Il Comune, quindi, utilizza strumentalmente la nota dei Volontari di strada, che ci appare in tutta evidenza concordata tra l’Amministrazione Comunale e l’associazione, per procedere all’acquisto dei SUV e dei PC portatili.

A questo punto, è d’obbligo chiedersi: i Volontari di Strada erano al corrente del fatto che la loro richiesta sarebbe stata utilizzata in questi termini? Erano state programmate veramente le attività ludiche che necessitavano dell’utilizzo di quei veicoli e di quei computer portatili?
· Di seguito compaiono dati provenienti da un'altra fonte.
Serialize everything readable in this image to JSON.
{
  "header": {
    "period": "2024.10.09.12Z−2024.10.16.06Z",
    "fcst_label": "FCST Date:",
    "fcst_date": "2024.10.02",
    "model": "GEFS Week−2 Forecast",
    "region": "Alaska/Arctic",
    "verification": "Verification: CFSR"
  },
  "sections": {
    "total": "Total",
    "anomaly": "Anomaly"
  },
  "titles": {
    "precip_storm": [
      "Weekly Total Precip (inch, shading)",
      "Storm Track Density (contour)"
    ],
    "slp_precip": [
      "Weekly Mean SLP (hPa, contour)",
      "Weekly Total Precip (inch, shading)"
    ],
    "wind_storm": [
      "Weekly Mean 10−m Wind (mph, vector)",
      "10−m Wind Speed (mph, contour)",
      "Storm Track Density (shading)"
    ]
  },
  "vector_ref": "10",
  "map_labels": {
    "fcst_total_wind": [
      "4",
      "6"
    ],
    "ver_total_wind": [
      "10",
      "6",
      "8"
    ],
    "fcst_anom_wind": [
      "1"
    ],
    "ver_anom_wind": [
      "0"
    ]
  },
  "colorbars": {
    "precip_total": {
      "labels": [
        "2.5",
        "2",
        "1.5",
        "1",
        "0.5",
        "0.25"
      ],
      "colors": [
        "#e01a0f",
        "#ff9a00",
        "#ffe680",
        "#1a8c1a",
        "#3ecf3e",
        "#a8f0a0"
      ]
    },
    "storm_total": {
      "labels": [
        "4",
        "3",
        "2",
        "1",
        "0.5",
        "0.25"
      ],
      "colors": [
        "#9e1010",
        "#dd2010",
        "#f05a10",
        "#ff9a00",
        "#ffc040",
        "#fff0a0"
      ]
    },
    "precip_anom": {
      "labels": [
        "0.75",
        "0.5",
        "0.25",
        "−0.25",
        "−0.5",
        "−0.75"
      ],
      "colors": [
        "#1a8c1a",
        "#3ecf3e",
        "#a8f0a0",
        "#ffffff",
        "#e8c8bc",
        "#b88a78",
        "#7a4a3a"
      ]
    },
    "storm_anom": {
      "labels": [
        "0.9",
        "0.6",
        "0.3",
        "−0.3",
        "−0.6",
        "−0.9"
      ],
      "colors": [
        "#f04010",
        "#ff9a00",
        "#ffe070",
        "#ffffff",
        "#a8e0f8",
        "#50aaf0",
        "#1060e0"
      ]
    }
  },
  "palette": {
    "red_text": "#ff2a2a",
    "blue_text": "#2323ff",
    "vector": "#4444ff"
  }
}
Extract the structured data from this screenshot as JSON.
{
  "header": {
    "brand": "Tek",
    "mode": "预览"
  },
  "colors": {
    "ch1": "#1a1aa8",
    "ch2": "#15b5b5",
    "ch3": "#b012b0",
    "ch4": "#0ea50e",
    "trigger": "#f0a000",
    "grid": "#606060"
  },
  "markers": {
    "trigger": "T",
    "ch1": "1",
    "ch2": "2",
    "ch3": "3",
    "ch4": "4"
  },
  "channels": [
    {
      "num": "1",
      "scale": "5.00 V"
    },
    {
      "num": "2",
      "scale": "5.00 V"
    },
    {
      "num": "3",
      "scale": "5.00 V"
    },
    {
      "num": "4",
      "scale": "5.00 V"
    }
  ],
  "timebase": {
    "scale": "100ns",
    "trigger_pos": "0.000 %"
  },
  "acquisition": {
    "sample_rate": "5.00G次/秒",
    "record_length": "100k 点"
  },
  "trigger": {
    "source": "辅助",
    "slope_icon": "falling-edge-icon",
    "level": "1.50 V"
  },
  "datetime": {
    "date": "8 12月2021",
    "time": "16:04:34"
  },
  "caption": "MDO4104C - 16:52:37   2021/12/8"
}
Sono state realmente svolte tali attività a sono state effettuate le foto con i bambini in maniera strumentale?  Le foto sono chiare: nelle immagini, i bambini sono tutti intorno ai due i Suv utilizzati. Otto, piccoli residenti a Villaseta, come è facile verificare, i bambini ritratti, cui si aggiungono gli autisti dei mezzi: uno ha la pettorina dei "Volontari di strada". Se i bambini, come si diceva, hanno tra 7 e 14 anni, avrebbero dovuto utilizzare quasi tutti dei seggiolini omologati che, non è chiaro, se sono stati acquistati e da chi.

I Suv acquistati sono 4, gli altri 2 a cosa servivano?

Noi ci siamo già formata un’opinione ben precisa, e cioè che la richiesta dei Volontari di Strada fosse concordata con l’Amministrazione che aveva già deciso di distogliere le somme destinate ai bambini per acquistare dei costosi SUV e dei computer portatili da utilizzare, acquisti non consentiti dalle norme e per i quali è stato già chiesto il rimborso delle somme da parte dei funzionari che hanno errato.  

Sarebbe bello poter leggere una presa di posizione pubblica da parte dei Volontari di Strada, che invitiamo a dire pubblicamente la verità agli agrigentini: cari Volontari, siete vittime o complici?

Mentre Vullo continua imperterrito a fare l’assessore e “utilizzare” i volontari di strada, i Suv “giacciono” fermi nel parcheggio del Comando della polizia locale. Chi pagherà il rinnovo dell’assicurazione e delle eventuali tasse governative?